Wednesday, August 26, 2009

i am on the train to amsterdam.

it is grey and sleepy and lovely today. a perfect day for a train ride. the train is empty. thomas is sleeping. i am not sleeping.

prague was fleeting, but warm and sumptuous. like some delicious dessert you can almost only take a few bites of, it is so rich.  it is the most beautiful place i've ever seen. yesterday we split up and i roamed the streets, drinking wine in the sun, reading on carefully manicured lawns by the river, visiting book stores and reveling at the shapes of the words, twirling through the serpentine roads, writing, feeling pointless in the most free and perfect way. i felt the need to touch everything. i ran my hands along buildings, spread my fingers through the grass, turned postcards over in my hands, mauled fruit and chocolate at the farmers market. just to see if it was real. see if beauty like that can really exist.

apparently it can.

i am baffled.

thomas and i met for dinner. we sat in a cafe by the river. we had plates of cheese and bread and coffees and chocolates, while an extraordinarily old man huddled in the corner played the piano. we read books. we talked. everything feels languid and utterly decadent.
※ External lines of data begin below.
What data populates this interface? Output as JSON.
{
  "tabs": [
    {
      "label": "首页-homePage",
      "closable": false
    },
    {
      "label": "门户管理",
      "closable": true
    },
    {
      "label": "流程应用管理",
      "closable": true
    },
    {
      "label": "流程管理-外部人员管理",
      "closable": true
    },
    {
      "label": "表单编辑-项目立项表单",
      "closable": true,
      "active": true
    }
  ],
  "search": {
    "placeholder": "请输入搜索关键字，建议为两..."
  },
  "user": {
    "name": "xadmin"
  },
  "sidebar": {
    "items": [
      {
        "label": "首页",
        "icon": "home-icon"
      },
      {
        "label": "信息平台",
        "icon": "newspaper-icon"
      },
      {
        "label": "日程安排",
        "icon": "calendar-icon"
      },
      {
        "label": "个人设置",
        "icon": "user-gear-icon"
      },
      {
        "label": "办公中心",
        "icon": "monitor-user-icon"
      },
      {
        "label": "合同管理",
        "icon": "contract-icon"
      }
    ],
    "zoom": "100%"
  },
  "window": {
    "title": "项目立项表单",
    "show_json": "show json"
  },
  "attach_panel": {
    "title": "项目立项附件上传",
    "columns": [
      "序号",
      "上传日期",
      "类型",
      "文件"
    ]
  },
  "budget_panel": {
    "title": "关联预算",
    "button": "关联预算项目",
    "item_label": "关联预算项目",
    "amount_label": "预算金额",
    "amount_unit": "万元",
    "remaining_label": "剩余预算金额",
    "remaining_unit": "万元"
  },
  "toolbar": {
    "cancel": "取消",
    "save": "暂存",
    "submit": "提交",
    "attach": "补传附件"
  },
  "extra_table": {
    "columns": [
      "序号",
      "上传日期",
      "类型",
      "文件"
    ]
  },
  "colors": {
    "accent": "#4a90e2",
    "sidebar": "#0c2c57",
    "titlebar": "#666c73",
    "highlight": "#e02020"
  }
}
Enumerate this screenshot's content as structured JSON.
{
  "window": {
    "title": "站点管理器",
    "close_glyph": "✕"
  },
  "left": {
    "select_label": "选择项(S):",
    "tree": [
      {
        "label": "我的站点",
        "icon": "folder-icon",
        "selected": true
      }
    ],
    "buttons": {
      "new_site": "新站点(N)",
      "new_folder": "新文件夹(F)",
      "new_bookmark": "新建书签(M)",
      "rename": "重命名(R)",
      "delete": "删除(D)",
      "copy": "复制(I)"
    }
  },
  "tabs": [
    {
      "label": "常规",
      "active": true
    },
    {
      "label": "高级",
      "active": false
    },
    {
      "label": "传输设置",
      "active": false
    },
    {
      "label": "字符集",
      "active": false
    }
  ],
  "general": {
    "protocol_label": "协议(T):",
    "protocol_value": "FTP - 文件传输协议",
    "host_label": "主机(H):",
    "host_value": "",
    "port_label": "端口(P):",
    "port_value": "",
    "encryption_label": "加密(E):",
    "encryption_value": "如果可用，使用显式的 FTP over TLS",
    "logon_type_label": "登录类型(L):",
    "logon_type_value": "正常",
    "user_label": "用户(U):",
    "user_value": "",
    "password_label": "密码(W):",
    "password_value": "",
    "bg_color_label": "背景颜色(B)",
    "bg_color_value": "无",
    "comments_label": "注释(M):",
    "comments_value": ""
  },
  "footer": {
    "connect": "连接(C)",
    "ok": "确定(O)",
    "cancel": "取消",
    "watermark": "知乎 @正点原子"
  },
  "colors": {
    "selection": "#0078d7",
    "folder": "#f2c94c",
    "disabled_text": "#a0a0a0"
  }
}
i am almost confused by the freedom that traveling allows. i just have a backpack. i don't have to be anywhere at any time. i don't have keys or rent or schedules. there is always another train. there is always another hotel. nothing is keeping me anywhere. i feel a bit like a balloon that's just been accidentally released from some sweet baby's hand and is now blustering wildly through the sky. floating. skating back and forth with the wind, spinning, twirling, drifting further into space, amazed that all that was tethering it to the earth was one tiny curled piece of ribbon. i barely know what to do with myself.

i think of melby's book, the red balloon. that red balloon that followed a little boy in a turtleneck around paris. i think of her copy of the book with her name written in crayon in the front and the torn pages inside. i don't know what that means.

i am a balloon. i am not a balloon.

i will not return to earth popped and devoid of life. but maybe i will let my line out a little. not always stay so close. maybe i will hover and float, instead of clinging.


we have been traveling now almost 12 hours. i don't feel bored or listless. i feel disconnected and airy and strange. the sun is beginning to set. we are in the netherlands now and the words just look like confused german. i feel that same way. familiar, but misspelled.  just beyond discernible meaning. a little bit off. we will be in amsterdam only a day and a half. and then we will leave for paris. and then i will go to london. and then and then and then.

i feel a little bit like a conjunction. i feel like punctuation. i feel like a balloon. i feel far far away from everything.